Seems there is still debate
1) It must be possible in theory to verify the run by replacing the keyboard and joystick inputs with a bot in theory. This disqualifies ram injection/vdrive/virtual device traps.
2) The fastest loading original should be preferred. Cartridge is always fastest, but if it's not available for cart, usually disk is faster. But taking advantage of a glitch only present in an earlier release.
3) Format conversion was never intended to be possible. as programs were usually copy protected. It sometimes is still doable without extra peripherals. There are a number of tape to disk transfer utilities. The action replay cart, for example has a built in "novaload transfer" routine that will save a novaload tape to disk for later loading. many cracking groups wrote their own tape transfer utilities. But you would often usually need to crack the protection. transferrig form tape to disk can speed load times. transferring from disk to tape is pointless. transferring to cart is impossible under our guidelines.
4) while glitches are generally fair game, glitches that are only present when the game runs on the wrong video game system, and affect gameplay beyond the 50/60 hz change are not fair game, and mean you must use the video system where the glitch is not present, unless the game was officially released in that territory.
5) i still disagree on the decision that running a game that was not released in ntsc territory in ntsc is a valid choice. It's not a valid choice because real people don't have that option. their real tvs back in the day can only handle their own video standards. This is also to provide parity with console releases, where PAL versions must be tased on PAL emulation, admn NTSC versions must be tased on ntsc emulations. If we are allowed to tas pal released c64 games on NTSC settings, we would also allowed to tas pal NES game son NTSC settings. The fact that many games run on both is not a valid argument.
c64 preservation (
https://rittwage.com/c64pp/dp.php?pg=database) is an authority on if an original is PAL or NTSC for games released on disk. Look up the game there if it's a disk image.

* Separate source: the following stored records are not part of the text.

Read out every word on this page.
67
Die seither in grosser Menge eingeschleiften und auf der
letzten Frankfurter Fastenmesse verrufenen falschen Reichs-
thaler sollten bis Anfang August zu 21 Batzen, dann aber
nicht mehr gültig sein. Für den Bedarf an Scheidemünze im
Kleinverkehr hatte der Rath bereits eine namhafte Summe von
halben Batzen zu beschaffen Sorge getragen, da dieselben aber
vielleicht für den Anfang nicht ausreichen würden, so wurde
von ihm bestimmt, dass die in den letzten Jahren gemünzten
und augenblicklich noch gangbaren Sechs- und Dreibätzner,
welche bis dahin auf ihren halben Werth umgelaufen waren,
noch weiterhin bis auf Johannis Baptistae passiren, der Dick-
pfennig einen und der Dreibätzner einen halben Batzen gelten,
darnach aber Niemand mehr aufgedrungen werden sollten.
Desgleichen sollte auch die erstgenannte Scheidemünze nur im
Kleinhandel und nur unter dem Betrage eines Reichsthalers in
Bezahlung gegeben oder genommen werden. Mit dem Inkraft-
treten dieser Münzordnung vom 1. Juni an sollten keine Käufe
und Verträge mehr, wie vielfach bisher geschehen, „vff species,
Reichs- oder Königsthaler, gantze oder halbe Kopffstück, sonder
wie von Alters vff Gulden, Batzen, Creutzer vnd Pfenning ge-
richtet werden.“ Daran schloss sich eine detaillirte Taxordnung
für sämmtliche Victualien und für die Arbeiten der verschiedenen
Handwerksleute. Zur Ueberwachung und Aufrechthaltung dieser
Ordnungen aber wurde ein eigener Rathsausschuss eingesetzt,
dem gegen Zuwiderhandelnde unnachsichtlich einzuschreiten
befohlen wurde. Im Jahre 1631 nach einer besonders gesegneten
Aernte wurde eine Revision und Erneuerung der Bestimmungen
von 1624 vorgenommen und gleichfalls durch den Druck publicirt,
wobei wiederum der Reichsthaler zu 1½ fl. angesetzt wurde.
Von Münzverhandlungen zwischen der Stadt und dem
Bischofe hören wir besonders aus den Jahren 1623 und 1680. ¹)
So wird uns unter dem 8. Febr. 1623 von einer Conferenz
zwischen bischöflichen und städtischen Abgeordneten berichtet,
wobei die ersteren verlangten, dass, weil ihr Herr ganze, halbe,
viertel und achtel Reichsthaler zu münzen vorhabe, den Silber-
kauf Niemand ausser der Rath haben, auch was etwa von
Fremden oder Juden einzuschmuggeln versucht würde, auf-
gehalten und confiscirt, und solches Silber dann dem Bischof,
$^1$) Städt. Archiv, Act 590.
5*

I will throw some examples.
Great Giana SIsters. if you look it up there, ther'es only a (PAL) version. that's a very strong clue that the game is PAL. it was neve released in the USA at all.
Ollies Folies. It notes that the loader crashes on NTSC, but the game doesn't appear to be PAL. NTSC is correct for this game.
Encounter. The disk release is NTSC, as it's by synapse software. all novagen releases of the game are PAL, because they crash on NTSC intentionally. the game was developed on PAL, but got a commercial NTSC port. The novagen tape orginals only run on PAL, so they must be TASed there. There IS a ROM difference, in this case.
Uridium. the game has pal releases, as well as a worldwide release by mindscape. NTSC is correct. It turns out most of Andrew Braybrook's games (Uridium, Gribbly's Day Out, Alleykat, etc.) account for pal/ntsc differences in their coding. Whichever is faster should be used, and it's probably NTSC. Any game that accounts for differences is a glabal release, even if not actually sold as such. For uridium he outright states that the us and europe releaes are identical.
Thing on a Spring. there's no PAL after it, s it got an NTSC release by Epyx. TAS that release there, or other tape releases on pal, if it's faster.
Working out pal/ntsc is not as hard as it seems.
If you can't find a disk release of the game, unless it was made by a known US company (Epyx, Synapse,Activision non lucasfilm, br0derbund, etc.), the game is most likely PAL.
If you CAN find a disk orginal, and it works fine on NTSC, it's PROBABLY a NTSC game.
high voltage sid collection is a fairly authoritative resource. you simply punch the game title into the sid search, and usually it will come up. there's usually enough info to make a reasonable determination. That said, it's still not perfect (it say Commando is PAL, where a listen and compare with the arcade says otherwise, and c64 preservation confirms a US release from data east).